Ah…full-length story ballets. Often beautiful, always entertaining, audiences love to watch a story unfold onstage during an evening. Someone is always dancing, whether the corps de ballet or the principals, and the corresponding narrative seems to help the audience understand the dancing language. One of the six full-length works in our repertoire, The Neighborhood Ballroom is unique in its focus on several different time periods (the Belle Epoque, Jazz Age, 1940s war years, and the 1950s) and the related dance rage of each era). Edward Villella’s tribute to these different eras is a product of his extensive dance knowledge, and it is his vision that is fully realized with this production. His sense of detail brings to life four different acts dance trends, spanning from 1912 to the 50s.

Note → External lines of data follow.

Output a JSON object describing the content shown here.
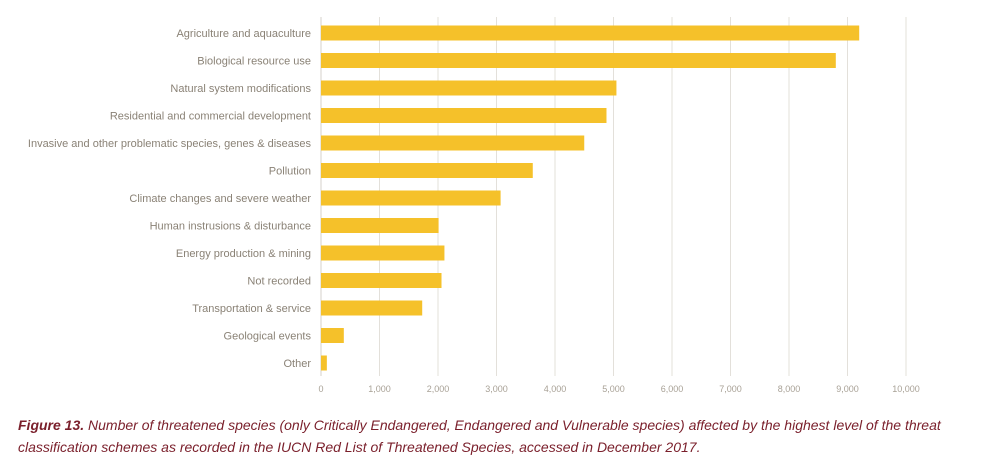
{
  "chart_data": {
    "type": "bar",
    "orientation": "horizontal",
    "categories": [
      "Agriculture and aquaculture",
      "Biological resource use",
      "Natural system modifications",
      "Residential and commercial development",
      "Invasive and other problematic species, genes & diseases",
      "Pollution",
      "Climate changes and severe weather",
      "Human instrusions & disturbance",
      "Energy production & mining",
      "Not recorded",
      "Transportation & service",
      "Geological events",
      "Other"
    ],
    "values": [
      9200,
      8800,
      5050,
      4880,
      4500,
      3620,
      3070,
      2010,
      2110,
      2060,
      1730,
      390,
      100
    ],
    "xlim": [
      0,
      10000
    ],
    "xticks": [
      0,
      1000,
      2000,
      3000,
      4000,
      5000,
      6000,
      7000,
      8000,
      9000,
      10000
    ],
    "xtick_labels": [
      "0",
      "1,000",
      "2,000",
      "3,000",
      "4,000",
      "5,000",
      "6,000",
      "7,000",
      "8,000",
      "9,000",
      "10,000"
    ],
    "grid": true,
    "bar_color": "#f5c12a",
    "grid_color": "#e3e0da"
  },
  "caption": {
    "figure_label": "Figure 13.",
    "text": " Number of threatened species (only Critically Endangered, Endangered and Vulnerable species) affected by the highest level of the threat classification schemes as recorded in the IUCN Red List of Threatened Species, accessed in December 2017."
  }
}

Any full-length narrative work requires a lot of preparation, and The Neighborhood Ballroom is no exception. There are many details that must be polished to allow the story to emerge. Working these things out takes time; long rehearsals with intense focus are required to absorb these details, and while the process is ultimately rewarding, it is also exhausting. Each era must be recreated so as to be able to distinguish one from the other; the restrained behavior during the days of Absinthe and the Boston Waltz differs from the crazy experimentation that occurred during the Jazz era and the Quick-Step. One of the wonderful things about The Neighborhood Ballroom (or just “Ballroom,” as we call it) is that these nuances are achieved through the choreography, with the mood of each period expertly conveyed through its corresponding style.

It would not be possible to perform this work if the dancers in it did not love to dance so much. To begin with, there is so much dancing involved that several dancers are required to appear in all four acts. After many hours of rehearsals learning very detailed, style-specific choreography, watching the company members transform themselves from one period to another is very similar to watching a chameleon change colors – they fit themselves into the style instantly and effortlessly. The principals in each act work out the details of their individual characters, adding further dimension to the wonderfully-inventive pas de deuxs that occur throughout the evening. The technical side of this production is also very complicated; the level of excitement in watching the production crew accomplish the many special effects backstage nearly rivals the excitement of watching the dancers onstage. It never ceases to amaze me how much goes into the ambiance onstage; those beautiful serene moments that people see are the product of much more than meets the eye.

Deanna Seay in The Neighborhood Ballroom. Photo © Joe Gato.